Wednesday, October 19, 2005

Getting me through my day

I foresee this to be the first of many posts about a gal named Shelton.

Shelton claims to be from Tennessee, and her accent is convincing, but really, I think she’s from another planet. She’s one of my favorite people on the ICE.

In the last three years she’s lived in five different states (Tennessee, Washington, New Mexico, Montana and Colorado), through-hiked the 2,160 mile Appalachian Trail, dropped out of college (multiple times), enrolled in culinary school, and accepted a cooking internship here in Antarctica.

Silly and goofy in the most endearing way possible, an ear-to-ear grin almost always decorates her face. She’s as skinny as a rail, with eyes that are wild and distant at the same time. Laughter seems to erupt from her entire body at the most unexpected times. You can’t help but smile and laugh along. One might look at her and say that she is pretty in the conventional sense, but it would more appropriate to say that she is beautiful in a most unconventional sense.


With her Southern drawl she’ll gives you the impression of being sweetly naive. Certainly she is sweet, but I also think she is more aware and perceptive then she lets on. What is probably most charming is that everything about her has a genuine fearless quality you’re only accustomed to seeing in children. Whatever the case, everyone around is happier for knowing Shelton.

For the first 2 weeks of her internship, Shelton is assigned to work as a DA. After that she will move to the kitchen and apprentice with production cooks and chefs. During one of our DA stretch-breaks, our entire crew is lying in the back dining room in peaceful silence. We are stretching our wrists, shoulders and backs to try and prevent the repetitive motion injuries that plague our crew. The light is dim, and with the breakfast rush over, all is quiet. Our peaceful stretching is unexpectedly disrupted with an outburst from Shelton…

“Last night at dinner, I saw the ma’anliest man I’ve ever seen.” The awkward pause that follows is long enough for the whole room to erupt in laughter… all of us looking at each other, thinking, “what?”

“ah-Ha’ ha-Ha',” she laughs along… mostly because the rest of us are cracking up, not really knowing what’s so funny.
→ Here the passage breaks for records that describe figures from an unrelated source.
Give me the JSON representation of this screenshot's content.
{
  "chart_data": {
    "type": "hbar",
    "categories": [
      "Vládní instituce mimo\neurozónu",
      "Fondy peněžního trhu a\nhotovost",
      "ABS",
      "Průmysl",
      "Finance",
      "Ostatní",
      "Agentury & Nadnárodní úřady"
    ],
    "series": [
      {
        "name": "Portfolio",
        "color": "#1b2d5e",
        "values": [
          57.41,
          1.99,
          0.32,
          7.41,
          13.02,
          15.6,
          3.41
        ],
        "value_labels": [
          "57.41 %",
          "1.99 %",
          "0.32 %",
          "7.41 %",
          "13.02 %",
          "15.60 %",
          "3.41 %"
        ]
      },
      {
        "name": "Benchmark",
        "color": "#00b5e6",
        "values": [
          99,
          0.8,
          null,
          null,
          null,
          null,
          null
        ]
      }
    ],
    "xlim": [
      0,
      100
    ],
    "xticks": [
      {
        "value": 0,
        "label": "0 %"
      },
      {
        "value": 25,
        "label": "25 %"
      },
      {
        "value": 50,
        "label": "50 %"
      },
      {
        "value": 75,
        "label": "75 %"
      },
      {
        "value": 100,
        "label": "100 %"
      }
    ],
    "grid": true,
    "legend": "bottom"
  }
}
“Seriously y’all. He’s really tall. He had a beard… didn’t any of y’all see him? He was really handsome… I talked to him.” She continues.

“I was real nervous. He was taking fried okra from the line, and I was like, ‘Wow! Do you like… okra?’ He told me he’s going to South Pole, and I was like, ‘Wow… cool… are you flyin’ there?’”

I look over at my friend Alison, another DA, and we’re laughing so hard that sound cannot escape our mouths. The only way to get to South Pole station is to fly there. Shelton shrugs, smiles innocently and laughs along with the rest of us.